The problem is to prove non-existence or to show that there exists two distinct pairs(up to permutation) of natural numbers $(a, b)$ and $(c, d)$ s.t. $$\operatorname{lcm}(a, b) = \operatorname{lcm}(c, d)$$ $$\gcd(a, b) = \gcd(c, d)$$ and $$\frac{a + b}{2} = \frac{c + d}{2}$$

It is easy to show that if both LCM and GCD are equal, then two pairs have the same product and the same sum AND the same GCD. I have an intuition that it is impossible that two distinct pairs can exist under these conditions but it is unclear how to strictly prove it.

Answer 1

Well, of course not.

This is because the product of two numbers is the product of their gcd and their lcm.

Therefore if $(a,b) = (c,d)$ and $\operatorname{lcm}[a,b] = \operatorname{lcm}[c,d]$ then taking the product gives $ab = cd$.

Furthermore you want essentially $a+b = c+d$. Squaring this , subtract the equation $4ab = 4cd$ from both sides and take the square root to get $|a-b| = |c-d|$. This results in either $a-b = c-d$ or $b-a = c-d$. Which gives that $(a,b)$ is a permutation of $(c,d)$.

Answer 2

If two pairs of numbers have an LCM of $x$ and a GCD of $y$, then they have the same product (i.e. $xy$). If two pairs of numbers have a mean of $z$, then they both have the same sum (i.e. $2z$).

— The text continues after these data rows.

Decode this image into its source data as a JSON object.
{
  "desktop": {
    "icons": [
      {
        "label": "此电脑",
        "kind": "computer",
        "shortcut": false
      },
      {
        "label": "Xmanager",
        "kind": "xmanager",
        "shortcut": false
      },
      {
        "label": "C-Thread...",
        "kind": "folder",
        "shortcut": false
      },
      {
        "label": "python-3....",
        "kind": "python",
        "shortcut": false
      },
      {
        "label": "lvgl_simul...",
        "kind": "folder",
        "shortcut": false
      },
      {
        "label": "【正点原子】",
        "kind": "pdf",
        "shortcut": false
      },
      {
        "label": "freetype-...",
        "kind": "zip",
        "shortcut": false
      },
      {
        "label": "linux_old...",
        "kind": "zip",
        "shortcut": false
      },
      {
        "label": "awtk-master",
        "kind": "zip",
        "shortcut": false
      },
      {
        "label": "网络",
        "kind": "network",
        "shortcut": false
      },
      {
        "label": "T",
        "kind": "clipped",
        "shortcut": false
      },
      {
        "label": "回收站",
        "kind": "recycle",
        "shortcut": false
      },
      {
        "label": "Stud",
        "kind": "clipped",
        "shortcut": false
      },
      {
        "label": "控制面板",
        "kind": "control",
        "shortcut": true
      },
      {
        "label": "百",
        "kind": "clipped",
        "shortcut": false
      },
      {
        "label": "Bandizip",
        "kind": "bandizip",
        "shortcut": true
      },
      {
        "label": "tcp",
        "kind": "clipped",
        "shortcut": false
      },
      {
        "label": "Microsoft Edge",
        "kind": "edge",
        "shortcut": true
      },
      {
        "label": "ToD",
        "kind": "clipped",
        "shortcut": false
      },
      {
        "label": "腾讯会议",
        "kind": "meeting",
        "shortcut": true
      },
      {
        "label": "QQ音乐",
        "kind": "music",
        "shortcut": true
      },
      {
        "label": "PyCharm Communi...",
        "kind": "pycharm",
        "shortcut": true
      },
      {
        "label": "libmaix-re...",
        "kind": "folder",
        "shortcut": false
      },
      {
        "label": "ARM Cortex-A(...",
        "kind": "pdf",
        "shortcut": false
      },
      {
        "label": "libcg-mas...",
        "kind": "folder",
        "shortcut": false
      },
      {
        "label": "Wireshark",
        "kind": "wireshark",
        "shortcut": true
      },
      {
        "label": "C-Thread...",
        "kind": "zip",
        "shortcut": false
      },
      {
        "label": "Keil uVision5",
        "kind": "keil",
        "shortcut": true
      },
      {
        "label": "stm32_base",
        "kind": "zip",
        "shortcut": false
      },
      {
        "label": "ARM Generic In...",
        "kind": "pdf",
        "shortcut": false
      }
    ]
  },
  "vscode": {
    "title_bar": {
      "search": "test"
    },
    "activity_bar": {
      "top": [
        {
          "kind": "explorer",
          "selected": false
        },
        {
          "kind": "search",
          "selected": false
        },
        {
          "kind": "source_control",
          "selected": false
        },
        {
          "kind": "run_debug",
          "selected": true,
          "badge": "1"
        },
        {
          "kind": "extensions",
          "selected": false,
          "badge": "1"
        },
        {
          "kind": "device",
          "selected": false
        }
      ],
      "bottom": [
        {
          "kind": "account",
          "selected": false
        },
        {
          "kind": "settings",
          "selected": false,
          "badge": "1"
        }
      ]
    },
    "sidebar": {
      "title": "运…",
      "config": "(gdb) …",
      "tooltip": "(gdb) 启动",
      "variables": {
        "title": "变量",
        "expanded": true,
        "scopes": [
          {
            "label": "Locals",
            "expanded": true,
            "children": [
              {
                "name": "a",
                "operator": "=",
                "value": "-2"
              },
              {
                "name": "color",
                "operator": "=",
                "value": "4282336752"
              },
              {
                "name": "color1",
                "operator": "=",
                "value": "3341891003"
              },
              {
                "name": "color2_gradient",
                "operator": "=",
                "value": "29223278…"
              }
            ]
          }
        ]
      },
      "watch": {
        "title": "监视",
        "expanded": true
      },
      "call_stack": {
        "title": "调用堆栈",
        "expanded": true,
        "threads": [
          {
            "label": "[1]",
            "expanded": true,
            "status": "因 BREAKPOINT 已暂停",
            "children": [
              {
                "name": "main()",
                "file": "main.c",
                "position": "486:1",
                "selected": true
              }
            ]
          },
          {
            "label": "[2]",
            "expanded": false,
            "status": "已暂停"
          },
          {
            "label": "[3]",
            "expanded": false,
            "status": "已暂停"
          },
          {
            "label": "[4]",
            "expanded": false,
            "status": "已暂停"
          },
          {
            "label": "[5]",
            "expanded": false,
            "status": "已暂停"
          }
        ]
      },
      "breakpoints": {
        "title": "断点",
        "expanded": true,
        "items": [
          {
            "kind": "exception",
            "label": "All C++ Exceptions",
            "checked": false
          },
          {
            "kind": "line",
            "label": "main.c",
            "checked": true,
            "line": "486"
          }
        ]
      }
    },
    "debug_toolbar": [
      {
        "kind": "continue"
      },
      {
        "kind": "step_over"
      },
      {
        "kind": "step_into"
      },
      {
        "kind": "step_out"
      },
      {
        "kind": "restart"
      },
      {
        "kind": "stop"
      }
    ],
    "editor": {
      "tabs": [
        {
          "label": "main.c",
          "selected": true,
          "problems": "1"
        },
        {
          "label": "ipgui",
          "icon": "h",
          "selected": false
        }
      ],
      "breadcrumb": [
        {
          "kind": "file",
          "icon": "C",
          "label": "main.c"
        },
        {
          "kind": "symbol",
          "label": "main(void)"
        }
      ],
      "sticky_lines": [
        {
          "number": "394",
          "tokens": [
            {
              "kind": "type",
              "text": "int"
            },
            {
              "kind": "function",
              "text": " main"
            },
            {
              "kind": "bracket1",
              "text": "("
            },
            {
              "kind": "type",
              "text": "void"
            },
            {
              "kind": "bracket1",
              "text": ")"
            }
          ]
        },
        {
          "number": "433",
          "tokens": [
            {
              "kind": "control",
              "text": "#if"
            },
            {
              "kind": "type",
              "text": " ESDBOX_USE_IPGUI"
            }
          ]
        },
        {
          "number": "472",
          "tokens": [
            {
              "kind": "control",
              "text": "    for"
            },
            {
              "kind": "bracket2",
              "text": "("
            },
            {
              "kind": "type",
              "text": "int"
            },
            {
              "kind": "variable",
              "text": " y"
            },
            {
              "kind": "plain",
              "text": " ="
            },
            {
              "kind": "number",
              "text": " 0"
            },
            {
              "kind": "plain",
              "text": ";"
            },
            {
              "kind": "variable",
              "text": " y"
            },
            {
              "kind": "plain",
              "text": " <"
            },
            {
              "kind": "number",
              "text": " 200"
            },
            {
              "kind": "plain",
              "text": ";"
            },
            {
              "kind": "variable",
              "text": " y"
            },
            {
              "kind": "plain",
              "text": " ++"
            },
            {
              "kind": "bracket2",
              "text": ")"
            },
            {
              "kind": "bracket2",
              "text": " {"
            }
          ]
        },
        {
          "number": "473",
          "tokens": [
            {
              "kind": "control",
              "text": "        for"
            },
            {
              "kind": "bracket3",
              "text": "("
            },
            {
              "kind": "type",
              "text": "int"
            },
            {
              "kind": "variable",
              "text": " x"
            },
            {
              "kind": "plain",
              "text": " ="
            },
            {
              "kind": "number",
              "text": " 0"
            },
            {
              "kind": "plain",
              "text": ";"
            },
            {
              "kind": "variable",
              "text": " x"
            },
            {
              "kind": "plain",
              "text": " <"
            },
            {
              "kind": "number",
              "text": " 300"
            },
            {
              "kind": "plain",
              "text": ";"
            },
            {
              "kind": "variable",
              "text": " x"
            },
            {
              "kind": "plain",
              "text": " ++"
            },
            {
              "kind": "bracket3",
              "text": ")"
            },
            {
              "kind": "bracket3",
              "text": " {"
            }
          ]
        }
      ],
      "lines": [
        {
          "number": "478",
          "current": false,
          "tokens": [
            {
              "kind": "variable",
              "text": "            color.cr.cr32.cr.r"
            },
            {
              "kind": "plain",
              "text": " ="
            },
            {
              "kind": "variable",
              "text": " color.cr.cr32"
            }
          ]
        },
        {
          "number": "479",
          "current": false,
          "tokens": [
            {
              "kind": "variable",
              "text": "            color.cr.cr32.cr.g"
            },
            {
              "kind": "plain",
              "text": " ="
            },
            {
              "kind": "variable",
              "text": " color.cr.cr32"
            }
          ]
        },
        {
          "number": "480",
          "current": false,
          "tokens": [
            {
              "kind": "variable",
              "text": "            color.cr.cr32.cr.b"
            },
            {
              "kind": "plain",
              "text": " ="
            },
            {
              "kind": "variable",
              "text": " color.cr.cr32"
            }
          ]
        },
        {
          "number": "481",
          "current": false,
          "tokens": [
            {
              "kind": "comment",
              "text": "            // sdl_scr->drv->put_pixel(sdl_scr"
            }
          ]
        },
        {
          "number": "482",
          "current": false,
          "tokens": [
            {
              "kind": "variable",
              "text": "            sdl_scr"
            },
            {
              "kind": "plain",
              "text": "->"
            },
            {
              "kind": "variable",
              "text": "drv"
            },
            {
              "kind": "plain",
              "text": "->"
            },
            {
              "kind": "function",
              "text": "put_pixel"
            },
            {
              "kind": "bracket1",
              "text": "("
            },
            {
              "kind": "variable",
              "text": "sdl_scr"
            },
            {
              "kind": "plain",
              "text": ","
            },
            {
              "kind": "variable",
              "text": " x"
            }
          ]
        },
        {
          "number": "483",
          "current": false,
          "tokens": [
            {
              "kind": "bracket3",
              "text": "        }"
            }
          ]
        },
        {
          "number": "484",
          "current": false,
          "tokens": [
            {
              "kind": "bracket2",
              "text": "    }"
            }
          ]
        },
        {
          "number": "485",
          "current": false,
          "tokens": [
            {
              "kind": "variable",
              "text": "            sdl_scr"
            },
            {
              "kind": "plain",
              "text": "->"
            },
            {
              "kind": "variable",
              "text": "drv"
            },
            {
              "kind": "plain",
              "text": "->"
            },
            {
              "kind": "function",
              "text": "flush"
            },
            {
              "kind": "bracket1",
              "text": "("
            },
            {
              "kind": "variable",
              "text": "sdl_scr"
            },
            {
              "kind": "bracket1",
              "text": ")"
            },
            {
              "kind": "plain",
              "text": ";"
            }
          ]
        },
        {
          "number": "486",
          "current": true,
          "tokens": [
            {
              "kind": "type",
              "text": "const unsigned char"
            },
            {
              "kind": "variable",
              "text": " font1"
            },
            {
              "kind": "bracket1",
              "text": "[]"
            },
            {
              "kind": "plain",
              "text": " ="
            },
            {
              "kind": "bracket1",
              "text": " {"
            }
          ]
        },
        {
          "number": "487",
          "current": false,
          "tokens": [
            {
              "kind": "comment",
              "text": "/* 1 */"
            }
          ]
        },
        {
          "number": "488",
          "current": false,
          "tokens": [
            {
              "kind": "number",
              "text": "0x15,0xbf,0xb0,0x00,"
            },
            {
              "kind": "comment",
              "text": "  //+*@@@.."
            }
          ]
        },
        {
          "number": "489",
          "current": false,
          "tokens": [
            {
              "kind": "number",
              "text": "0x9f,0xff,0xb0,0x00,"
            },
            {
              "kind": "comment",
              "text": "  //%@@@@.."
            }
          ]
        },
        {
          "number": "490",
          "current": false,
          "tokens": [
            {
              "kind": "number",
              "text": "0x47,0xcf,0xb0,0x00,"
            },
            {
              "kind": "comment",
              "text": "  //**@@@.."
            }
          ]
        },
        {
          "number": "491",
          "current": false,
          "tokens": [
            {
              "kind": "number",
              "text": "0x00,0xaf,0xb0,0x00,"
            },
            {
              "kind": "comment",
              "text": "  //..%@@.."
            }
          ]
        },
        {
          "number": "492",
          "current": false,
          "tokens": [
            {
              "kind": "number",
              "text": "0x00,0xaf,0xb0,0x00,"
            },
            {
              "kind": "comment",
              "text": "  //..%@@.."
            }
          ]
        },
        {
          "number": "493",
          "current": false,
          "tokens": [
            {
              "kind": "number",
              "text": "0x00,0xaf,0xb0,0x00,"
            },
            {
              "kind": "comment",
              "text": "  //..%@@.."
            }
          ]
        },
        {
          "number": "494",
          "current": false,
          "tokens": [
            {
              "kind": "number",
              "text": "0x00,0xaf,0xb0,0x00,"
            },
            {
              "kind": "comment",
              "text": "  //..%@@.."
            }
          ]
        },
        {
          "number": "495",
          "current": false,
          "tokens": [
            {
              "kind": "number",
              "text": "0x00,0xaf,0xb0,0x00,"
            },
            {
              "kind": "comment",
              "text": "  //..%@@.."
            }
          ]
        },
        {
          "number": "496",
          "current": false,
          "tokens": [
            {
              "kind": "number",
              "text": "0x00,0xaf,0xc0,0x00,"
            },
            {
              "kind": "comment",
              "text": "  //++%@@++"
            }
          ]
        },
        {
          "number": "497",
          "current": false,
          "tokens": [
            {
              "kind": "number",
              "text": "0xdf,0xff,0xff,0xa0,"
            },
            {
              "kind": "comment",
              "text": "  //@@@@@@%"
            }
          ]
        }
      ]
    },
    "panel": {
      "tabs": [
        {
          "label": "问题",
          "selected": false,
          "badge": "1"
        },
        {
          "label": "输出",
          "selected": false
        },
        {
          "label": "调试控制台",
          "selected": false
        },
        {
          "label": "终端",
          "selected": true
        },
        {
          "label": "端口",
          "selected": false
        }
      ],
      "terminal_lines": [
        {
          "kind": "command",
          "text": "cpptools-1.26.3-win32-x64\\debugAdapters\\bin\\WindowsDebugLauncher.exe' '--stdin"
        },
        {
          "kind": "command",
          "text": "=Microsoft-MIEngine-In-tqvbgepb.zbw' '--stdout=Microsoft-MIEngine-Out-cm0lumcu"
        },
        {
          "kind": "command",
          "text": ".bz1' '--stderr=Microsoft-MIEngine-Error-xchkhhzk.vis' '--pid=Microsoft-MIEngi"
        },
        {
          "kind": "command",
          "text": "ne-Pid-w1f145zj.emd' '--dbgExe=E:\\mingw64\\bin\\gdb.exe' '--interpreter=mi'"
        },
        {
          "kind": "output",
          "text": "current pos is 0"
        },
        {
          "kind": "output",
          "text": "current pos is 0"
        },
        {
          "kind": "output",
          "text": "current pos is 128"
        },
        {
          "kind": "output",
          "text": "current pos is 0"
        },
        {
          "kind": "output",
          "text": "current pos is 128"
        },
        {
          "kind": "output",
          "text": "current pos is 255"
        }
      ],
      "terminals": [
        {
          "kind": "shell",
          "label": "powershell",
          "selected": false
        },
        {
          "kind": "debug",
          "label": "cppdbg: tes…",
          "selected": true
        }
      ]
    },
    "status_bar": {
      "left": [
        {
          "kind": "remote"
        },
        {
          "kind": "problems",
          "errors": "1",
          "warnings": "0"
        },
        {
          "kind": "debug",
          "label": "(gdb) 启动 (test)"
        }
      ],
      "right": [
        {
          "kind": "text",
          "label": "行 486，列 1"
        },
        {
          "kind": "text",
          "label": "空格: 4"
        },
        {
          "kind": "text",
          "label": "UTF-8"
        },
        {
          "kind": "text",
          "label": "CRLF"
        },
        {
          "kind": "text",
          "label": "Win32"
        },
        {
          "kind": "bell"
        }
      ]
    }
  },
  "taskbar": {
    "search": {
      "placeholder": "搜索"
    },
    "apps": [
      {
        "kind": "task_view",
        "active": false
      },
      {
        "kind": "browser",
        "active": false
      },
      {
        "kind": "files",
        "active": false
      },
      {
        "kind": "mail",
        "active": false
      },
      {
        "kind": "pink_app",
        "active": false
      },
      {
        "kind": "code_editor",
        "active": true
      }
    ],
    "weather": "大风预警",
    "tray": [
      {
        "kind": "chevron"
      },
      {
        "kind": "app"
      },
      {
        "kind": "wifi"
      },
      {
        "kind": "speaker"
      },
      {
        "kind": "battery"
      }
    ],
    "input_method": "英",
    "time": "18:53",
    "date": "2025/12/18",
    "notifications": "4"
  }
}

So, given that $\{a,b\}$ and $\{c,d\}$ have the same sum S and product P, can they be distinct? No. The graph of $x+y=S$ is a line parallel to $y=-x$, and the graph of $xy=P$ is a rectangular hyperbola. That system of equations has two solutions, and they are symmetric about the line $y=x$.

Answer 3

We have $\ a\!+\!b= c\!+\!d,\ $ $\,ab = cd\,$ using $\,{\rm lcm}(x,y)\gcd(x,y) = xy$

thus $\,(x\!-\!a)(x\!-\!b) = (x\!-\!c)(x\!-\!d)\,$ have same roots so $\,\{a,b\} = \{c,d\}$

Answer 4

If there exist such integers $a,b,c,d$ that satisfy the conditions, then are generated by the system: $$\left\{\begin{matrix} a+b=c+d \\ab=cd \end{matrix}\right.$$

From this, I obtai, substituing $a=\frac{cd}{b}$: $c(d-b)=b(d-b)$, so $c=b$ and fron the first equation $a=d$.